|Description:||Removes duplicate files from specified folders|
|License:||GNU GPL v3 * SEE DISCLAIMER *|
|Feedback:||comments – issues|
rmdupe uses standard Linux commands to search within specified folders for duplicate files, regardless of filename or extension. Before duplicate candidates are removed they are compared byte-for-byte. rmdupe can also check duplicates against one or more reference folders, can trash files instead of removing them, allows for a custom removal command, and can limit its search to files of specified size. rmdupe includes a simulation mode which reports what will be done for a given command without actually removing any files.
rmdupe --help Usage: rmdupe [OPTIONS] FOLDER [...] Removes duplicate files in specified folders. By default, newest duplicates are removed. Options: -R, -r search specified folders recursively --ref FOLDER also search FOLDER recursively for copies but don't remove any files from here (multiple --ref allowed) Note: files may be removed from a ref folder if that folder is also a specified folder --trash FOLDER copy duplicate files to FOLDER instead of removing --sim simulate and report duplicates only - no removal --quiet minimize output (disabled if used with --sim) --verbose detailed output --old remove oldest duplicates instead of newest --minsize SIZE limit search to duplicate files SIZE MB and larger --maxsize SIZE limit search to duplicate files SIZE MB and smaller --rmcmd "RMCMD" execute RMCMD instead of rm to remove copies (may contain arguments, eg: "rm -f" or "shred -u") --xdev don't descend to other filesystems when recursing specified or ref folders Notes: do not use wildcards; symlinks are not followed except on the command line; zero-length files are ignored
Anytime ––sim is included anywhere on the command line, rmdupe goes into simulation mode which only reports, doesn’t remove.

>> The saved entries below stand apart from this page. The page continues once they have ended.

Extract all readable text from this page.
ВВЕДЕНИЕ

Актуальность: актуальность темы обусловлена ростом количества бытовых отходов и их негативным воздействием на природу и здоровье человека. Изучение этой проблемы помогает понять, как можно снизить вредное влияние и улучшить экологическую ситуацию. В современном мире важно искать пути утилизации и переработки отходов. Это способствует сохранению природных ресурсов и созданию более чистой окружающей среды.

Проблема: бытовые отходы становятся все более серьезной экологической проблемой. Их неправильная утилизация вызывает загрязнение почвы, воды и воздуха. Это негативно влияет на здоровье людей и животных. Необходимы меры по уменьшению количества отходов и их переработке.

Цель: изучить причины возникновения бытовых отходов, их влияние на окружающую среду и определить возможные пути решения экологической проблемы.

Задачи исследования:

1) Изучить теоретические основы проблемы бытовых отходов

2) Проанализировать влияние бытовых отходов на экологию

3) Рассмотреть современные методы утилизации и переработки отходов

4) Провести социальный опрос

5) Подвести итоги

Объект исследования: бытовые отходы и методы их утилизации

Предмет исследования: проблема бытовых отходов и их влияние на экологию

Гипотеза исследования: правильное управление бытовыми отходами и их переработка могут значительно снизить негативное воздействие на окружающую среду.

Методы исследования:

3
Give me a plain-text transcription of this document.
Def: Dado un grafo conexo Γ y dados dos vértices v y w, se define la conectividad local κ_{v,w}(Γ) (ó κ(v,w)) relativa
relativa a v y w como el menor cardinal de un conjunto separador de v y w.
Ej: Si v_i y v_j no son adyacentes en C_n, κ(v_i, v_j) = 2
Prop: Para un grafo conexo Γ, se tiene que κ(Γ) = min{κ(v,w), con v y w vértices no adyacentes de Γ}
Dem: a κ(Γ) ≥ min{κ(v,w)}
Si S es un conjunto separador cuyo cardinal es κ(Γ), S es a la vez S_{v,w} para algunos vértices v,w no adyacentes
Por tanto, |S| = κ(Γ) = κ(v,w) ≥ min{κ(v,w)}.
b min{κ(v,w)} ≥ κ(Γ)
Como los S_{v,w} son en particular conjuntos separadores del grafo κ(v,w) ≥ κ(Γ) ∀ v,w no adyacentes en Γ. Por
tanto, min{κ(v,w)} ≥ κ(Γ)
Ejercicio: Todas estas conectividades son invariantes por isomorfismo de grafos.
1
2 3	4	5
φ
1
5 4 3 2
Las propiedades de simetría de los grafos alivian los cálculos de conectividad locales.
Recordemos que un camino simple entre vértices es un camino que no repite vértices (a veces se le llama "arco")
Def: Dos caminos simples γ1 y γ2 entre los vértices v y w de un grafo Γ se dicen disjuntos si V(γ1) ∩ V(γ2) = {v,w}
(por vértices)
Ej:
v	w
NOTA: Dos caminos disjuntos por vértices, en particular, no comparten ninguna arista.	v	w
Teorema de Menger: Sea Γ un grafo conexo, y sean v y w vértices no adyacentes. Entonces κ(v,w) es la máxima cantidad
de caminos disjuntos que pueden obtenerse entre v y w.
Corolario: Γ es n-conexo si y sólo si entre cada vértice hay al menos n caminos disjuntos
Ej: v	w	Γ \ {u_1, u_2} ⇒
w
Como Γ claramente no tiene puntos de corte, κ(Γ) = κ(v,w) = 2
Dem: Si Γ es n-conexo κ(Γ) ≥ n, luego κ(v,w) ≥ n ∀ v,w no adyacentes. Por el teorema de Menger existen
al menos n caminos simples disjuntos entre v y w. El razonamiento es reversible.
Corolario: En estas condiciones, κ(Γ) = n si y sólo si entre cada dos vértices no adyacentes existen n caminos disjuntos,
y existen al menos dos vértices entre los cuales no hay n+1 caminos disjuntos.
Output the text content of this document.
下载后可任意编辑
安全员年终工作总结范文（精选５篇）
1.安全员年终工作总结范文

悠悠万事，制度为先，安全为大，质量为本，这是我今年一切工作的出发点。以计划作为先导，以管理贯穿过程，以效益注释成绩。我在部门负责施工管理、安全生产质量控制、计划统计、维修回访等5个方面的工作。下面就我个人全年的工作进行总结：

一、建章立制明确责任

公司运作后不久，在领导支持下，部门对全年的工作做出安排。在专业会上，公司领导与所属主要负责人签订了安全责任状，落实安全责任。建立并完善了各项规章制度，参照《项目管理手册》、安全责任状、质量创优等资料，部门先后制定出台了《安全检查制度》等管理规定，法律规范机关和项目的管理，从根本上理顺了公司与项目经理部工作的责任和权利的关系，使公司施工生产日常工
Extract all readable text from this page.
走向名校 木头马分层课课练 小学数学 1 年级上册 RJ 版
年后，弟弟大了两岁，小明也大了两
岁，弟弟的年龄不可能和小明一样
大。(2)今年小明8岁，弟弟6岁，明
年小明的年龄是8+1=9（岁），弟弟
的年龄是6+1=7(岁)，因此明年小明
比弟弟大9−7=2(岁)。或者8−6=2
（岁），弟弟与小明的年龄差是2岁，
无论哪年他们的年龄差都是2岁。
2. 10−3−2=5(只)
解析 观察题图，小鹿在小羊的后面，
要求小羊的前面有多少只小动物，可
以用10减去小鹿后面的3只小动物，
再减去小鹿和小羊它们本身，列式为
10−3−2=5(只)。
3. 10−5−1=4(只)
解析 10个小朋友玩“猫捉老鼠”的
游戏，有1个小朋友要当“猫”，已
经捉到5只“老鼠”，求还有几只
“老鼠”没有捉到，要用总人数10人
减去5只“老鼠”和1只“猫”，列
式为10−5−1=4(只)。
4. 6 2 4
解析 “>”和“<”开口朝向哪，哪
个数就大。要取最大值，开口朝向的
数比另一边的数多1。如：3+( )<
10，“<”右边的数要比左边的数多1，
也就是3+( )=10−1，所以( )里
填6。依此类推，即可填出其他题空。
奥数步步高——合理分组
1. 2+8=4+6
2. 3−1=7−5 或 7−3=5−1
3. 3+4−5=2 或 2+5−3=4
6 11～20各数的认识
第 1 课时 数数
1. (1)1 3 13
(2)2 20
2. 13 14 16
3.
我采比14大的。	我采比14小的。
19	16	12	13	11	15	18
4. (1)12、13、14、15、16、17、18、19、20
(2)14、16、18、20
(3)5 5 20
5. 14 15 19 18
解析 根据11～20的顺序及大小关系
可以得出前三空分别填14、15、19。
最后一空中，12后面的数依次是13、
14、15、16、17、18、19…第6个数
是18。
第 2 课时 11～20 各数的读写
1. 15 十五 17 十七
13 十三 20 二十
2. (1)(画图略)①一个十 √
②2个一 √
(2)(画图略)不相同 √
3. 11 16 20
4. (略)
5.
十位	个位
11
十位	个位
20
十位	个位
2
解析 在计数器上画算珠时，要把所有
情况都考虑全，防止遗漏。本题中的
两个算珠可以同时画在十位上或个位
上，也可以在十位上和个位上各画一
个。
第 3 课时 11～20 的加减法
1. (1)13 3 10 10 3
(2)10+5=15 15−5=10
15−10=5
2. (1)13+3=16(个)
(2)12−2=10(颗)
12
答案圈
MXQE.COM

This can be used to see what files a given command will remove, or can simply be used to search for duplicates.
Examples of usage:
# remove dupes in /user/test but not subfolders rmdupe /user/test # remove dupes from /user/test and subfolders rmdupe -r /user/test # remove dupes from /user/test1 and /user/test2 and subfolders rmdupe -r /user/test1 /user/test2 # trash dupes from /user/test rmdupe --trash /user/trash /user/test # only remove dupes larger than 50MB rmdupe --minsize 50 /user/test # shred dupes before removing rmdupe --rmcmd "shred -u" /user/test # remove dupes from /user/test using /user/keep as a reference rmdupe -r /user/test --ref /user/keep
rmdupe will always remove the newest duplicates, preserving the oldest copy of a file, unless the ––old option is used, which reverses this.
All specified folders are searched as a group. When rmdupe is finished, they will collectively contain only one copy of each file.
Reference folders are folders you want checked against for duplicates, but not cleared of duplicates. For example, if copies of file “A” in specified folders exist in a reference folder, the copies in the specified folders will be removed. The copy in the reference folder is never removed unless the reference folder is also specified on the command line as a non-reference folder. The reference folder method is used to check for duplicates against a collection of files which you don’t want removed. You may specify more than one reference folder with multiple ––ref options. Reference folders are always searched recursively.
Note that rmdupe may take some time if there are large numbers of files of exactly the same size. If files are the same size, this triggers rmdupe to do a byte-by-byte compare (cmp) on the files.
The ––trash option allows specification of a trash folder to be used. Each duplicate is moved to the trash folder, using a unique filename if needed. If a move to the trash folder fails, rmdupe halts with an error.
Normally rmdupe only reports files it’s removing. For more detailed feedback as it’s running, use the ––verbose option.
Follow the standard Script Installation Instructions. Alternatively, for Debian and Ubuntu a deb package and a PPA repository are available. On Arch Linux, rmdupe can be installed automatically using the AUR.